Du tableau noir au crime de masse : l’itinéraire d’un SS
Jakobus Onnenn, né en 1906 dans un village proche de la frontière néerlandaise, était enseignant d’anglais, de français et d’éducation physique. Il rejoint les SA dès 1931, puis les SS en 1932, soit avant même l’arrivée d’Hitler au pouvoir. Lors de l’invasion de l’URSS en 1941, il prend la tête d’une unité mobile de 700 hommes chargée des « opérations spéciales », un euphémisme pour les massacres de masse des Juifs. Son unité, documente Matthäus, serait responsable de plus de 100 000 exécutions en Ukraine jusqu’à l’automne 1942.
« Onnenn aurait personnellement participé à plusieurs exécutions », affirme l’historien. En août 1941, Hitler lui-même visita la région, probablement pour saluer « l’efficacité » des massacres. Lorsque l’Armée rouge reprit Berdytchiv en janvier 1944, seulement 15 survivants juifs furent retrouvés sur les 20 000 que comptait la ville. Onnenn, de son côté, trouva la mort sur le front en 1943.
Une image, un nom, une preuve
La photographie avait été présentée au procès Eichmann à Jérusalem en 1961, par Ad Moss, survivant juif polonais installé à Chicago. Il l’avait reçue à Munich en 1945 d’un soldat américain. Sur le verso figurait la mention « le dernier Juif de Vinitsa », mais aussi une autre annotation macabre : « soixante-dix Juifs et un Arien ».
Personne ne connaissait alors le nom du photographe. Matthäus a découvert un négatif de la scène au Musée de la Shoah, dans un journal personnel appartenant à un officier autrichien de la Wehrmacht, Walter Materna, banquier de métier avant-guerre, né en 1898. Le journal contient une description minutieuse de l’exécution, des cris, des fosses creusées, des blessés achevés au sol, des Ukrainiens désignés pour dénoncer et creuser, et des SS ivres d’impunité.
Sur le négatif, Materna avait noté : « 28 juillet 1941, exécution de Juifs par les SS, forteresse de Berdytchiv ».
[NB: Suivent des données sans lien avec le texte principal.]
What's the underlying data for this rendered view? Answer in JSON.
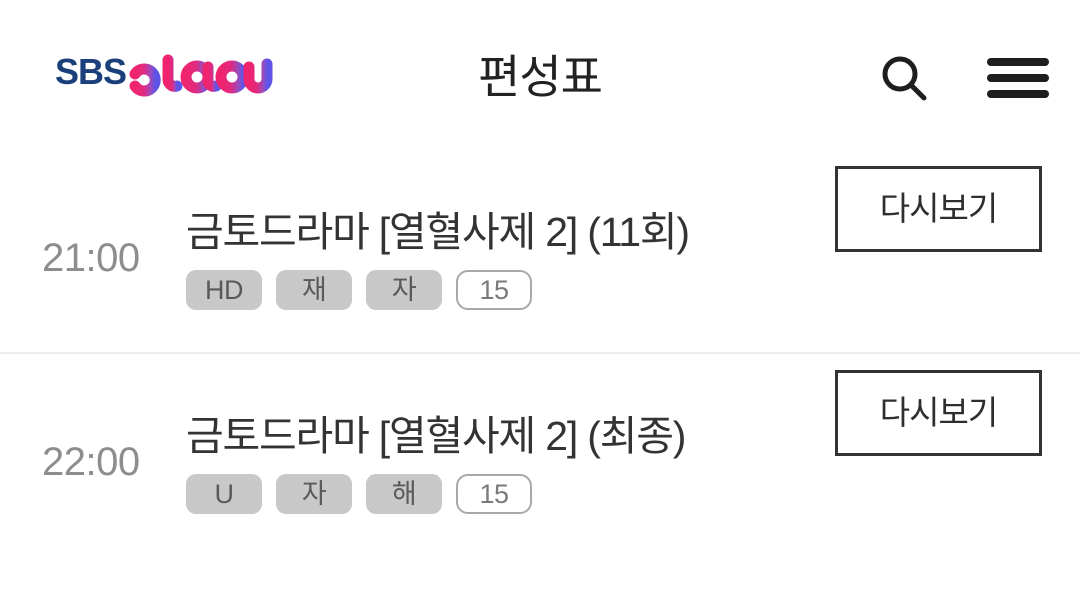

La reconnaissance formelle du bourreau
Une version abrégée de l’enquête de Matthäus a été publiée dans le journal Die Welt en 2023. Elle a suscité une réaction immédiate : un lecteur, reconnaissant le nom d’Onnenn comme un parent, a contacté l’historien et fourni des photographies familiales du SS.
Grâce à l’intelligence artificielle, une analyse faciale comparée a été menée.
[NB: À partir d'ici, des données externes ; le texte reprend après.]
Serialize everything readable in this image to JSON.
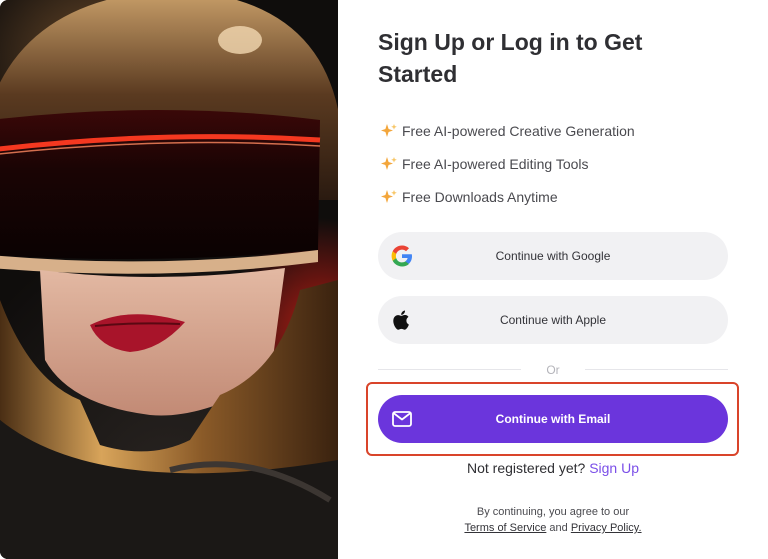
{
  "title": "Sign Up or Log in to Get Started",
  "features": [
    {
      "icon": "sparkle-icon",
      "label": "Free AI-powered Creative Generation"
    },
    {
      "icon": "sparkle-icon",
      "label": "Free AI-powered Editing Tools"
    },
    {
      "icon": "sparkle-icon",
      "label": "Free Downloads Anytime"
    }
  ],
  "buttons": {
    "google": "Continue with Google",
    "apple": "Continue with Apple",
    "email": "Continue with Email"
  },
  "divider_text": "Or",
  "register": {
    "prompt": "Not registered yet?",
    "link": "Sign Up"
  },
  "legal": {
    "prefix": "By continuing, you agree to our",
    "terms": "Terms of Service",
    "and": "and",
    "privacy": "Privacy Policy."
  },
  "colors": {
    "accent": "#6b35dc",
    "link": "#7a4ee8",
    "highlight_border": "#d9442a"
  }
}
Résultat : une correspondance à 99 % entre l’homme sur la photo de l’exécution et les clichés privés de Jakobus Onnenn.
« Nous ne connaissons toujours pas le nom du Juif exécuté », souligne Matthäus, mais désormais, l’auteur de cet assassinat symbolique de la Shoah a un visage, un nom, et une histoire. Et cela change tout.